Recently people started saying that the OSI's Open Source Definition is restrictive and obsolete, that having the sources available is enough, that it's not a problem to restrict usage, etc... That's why it's important to stress "free as in freedom" in free software and not "open as in you can see the source" in open source.



In a world without intellectual property, source available would equal free software.

I think the FSF has tried to squash too many semantic, technical and legal subtleties into the GPL, the words free, libre, etc.

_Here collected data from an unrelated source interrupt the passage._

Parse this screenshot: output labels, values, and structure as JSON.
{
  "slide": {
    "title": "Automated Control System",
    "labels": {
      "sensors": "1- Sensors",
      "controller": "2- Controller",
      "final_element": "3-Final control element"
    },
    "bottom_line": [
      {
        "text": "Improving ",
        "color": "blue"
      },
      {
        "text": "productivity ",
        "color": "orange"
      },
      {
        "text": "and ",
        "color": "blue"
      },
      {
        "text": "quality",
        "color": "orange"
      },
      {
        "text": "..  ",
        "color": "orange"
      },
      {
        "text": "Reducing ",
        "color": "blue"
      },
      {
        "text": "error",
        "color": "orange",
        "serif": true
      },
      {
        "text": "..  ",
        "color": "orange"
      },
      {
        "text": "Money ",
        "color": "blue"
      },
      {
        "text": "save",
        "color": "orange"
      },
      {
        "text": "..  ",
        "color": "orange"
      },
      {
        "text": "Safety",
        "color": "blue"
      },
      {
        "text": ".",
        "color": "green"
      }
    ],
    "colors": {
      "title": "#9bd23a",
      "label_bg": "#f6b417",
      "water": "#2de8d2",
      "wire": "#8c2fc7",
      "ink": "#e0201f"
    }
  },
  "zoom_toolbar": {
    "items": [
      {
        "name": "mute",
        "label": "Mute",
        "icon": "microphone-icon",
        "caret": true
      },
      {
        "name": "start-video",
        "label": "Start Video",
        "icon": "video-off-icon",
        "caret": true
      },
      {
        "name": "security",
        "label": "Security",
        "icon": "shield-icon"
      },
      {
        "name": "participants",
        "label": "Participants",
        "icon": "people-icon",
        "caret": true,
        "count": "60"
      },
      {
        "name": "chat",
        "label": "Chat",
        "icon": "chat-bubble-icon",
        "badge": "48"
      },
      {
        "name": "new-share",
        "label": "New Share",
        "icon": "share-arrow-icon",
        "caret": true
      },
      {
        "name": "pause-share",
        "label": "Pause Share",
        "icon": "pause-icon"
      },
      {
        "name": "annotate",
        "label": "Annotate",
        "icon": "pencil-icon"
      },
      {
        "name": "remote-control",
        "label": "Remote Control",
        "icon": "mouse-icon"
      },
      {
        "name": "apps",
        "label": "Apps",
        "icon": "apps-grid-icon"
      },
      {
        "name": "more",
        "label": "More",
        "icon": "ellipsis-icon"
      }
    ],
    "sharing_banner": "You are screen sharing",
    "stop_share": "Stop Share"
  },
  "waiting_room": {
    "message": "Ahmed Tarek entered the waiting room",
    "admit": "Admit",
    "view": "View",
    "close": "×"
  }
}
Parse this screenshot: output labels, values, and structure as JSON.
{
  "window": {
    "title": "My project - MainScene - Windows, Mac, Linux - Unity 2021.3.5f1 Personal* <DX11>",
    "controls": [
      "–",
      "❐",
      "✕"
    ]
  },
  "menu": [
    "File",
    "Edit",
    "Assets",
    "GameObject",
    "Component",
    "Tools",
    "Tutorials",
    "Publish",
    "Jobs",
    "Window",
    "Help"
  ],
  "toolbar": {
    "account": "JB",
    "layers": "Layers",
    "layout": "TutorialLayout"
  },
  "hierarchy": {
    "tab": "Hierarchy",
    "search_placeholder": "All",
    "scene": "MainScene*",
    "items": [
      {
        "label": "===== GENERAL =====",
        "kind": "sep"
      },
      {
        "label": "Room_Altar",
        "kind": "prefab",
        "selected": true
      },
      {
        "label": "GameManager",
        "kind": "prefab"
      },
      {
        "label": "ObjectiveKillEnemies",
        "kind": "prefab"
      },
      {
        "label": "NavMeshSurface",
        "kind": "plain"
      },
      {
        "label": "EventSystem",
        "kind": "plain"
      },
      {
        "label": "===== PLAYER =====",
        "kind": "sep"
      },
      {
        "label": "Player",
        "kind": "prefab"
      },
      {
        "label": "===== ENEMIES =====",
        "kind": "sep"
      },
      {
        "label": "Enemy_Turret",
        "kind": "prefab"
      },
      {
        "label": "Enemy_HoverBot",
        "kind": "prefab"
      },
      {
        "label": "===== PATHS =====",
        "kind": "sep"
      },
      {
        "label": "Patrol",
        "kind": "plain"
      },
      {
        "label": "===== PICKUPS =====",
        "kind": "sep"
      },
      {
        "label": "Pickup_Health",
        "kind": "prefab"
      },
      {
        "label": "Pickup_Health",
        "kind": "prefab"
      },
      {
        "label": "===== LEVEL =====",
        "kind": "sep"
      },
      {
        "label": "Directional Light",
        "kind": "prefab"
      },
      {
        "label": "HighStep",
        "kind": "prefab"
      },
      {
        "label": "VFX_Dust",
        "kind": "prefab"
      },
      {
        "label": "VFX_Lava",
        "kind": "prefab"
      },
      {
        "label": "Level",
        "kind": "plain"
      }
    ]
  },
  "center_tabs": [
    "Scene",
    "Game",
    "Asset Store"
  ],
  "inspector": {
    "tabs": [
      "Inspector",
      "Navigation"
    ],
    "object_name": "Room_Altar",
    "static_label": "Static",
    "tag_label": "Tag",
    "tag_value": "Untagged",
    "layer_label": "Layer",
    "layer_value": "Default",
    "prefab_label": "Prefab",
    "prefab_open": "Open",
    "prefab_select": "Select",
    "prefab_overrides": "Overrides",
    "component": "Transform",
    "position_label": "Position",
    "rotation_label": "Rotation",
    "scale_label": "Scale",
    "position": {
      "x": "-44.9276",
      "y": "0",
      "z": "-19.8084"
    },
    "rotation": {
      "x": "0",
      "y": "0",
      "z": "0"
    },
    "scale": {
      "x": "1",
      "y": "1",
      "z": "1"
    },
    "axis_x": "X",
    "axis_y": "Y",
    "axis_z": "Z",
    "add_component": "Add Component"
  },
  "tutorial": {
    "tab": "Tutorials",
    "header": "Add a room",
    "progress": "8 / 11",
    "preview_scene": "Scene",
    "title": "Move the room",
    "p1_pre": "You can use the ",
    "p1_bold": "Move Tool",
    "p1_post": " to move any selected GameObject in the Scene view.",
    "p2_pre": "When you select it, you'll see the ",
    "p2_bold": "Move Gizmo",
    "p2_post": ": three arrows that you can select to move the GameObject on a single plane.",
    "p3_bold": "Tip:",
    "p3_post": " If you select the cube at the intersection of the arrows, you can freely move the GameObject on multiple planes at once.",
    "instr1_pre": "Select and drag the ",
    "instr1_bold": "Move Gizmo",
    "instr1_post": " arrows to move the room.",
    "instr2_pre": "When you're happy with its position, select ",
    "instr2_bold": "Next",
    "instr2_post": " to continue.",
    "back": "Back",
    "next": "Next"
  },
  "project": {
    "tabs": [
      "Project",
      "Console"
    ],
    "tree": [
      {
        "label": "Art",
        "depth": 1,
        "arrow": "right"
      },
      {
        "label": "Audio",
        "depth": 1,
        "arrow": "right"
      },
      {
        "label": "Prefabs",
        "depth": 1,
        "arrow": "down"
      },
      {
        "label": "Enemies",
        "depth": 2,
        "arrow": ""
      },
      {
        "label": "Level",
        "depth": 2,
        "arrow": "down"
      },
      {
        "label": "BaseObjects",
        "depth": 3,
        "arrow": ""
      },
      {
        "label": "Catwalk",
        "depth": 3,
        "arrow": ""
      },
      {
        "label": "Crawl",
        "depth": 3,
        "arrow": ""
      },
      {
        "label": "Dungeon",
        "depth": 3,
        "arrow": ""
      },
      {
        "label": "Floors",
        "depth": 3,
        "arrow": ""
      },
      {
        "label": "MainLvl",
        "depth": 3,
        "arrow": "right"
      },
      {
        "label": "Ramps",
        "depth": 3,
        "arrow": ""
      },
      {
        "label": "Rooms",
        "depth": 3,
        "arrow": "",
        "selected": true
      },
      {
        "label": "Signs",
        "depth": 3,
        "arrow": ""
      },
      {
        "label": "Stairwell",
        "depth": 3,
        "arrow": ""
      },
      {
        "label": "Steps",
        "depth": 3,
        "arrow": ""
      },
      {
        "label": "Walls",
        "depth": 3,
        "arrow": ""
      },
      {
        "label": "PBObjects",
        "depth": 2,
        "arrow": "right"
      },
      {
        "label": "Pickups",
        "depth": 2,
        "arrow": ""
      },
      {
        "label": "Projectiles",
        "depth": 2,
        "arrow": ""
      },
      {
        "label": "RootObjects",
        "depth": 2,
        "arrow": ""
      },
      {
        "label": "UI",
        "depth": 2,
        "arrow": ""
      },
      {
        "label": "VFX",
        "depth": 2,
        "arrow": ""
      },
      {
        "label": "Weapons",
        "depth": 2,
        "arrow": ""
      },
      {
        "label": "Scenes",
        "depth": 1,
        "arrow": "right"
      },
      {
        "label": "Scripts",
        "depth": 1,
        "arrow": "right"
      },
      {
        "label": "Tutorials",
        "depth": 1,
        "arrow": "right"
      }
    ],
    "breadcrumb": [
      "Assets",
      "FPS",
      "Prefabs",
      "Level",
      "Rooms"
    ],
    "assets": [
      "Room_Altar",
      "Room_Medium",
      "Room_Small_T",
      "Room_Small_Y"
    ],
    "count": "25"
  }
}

No it wouldn't, for software to be "Free software" it must be GPL-or-other-copyleft-license licensed, which aside from being trivially impossible in a world without intellectual property laws, also has different outcomes than placing the source in the public domain. For example nothing prevents me from taking some public domain code and including it in my closed-source application, but the GPL forbids this.


No, for free software to be "Free Software" it must respect the Four Freedoms (https://www.gnu.org/philosophy/free-sw.en.html). GPL-or-other-copyleft-license happens to respect them, but so do the Apache, BSDs, MIT and other licenses which are not copyleft.

Note: "Copyleft" as opposed to simply Free Software entails reciprocity, e.g., the "viral" part of the GPL. See https://en.wikipedia.org/wiki/Copyleft


In a world without intellectual property, your closed-source application would be a trade secret that would quickly get out.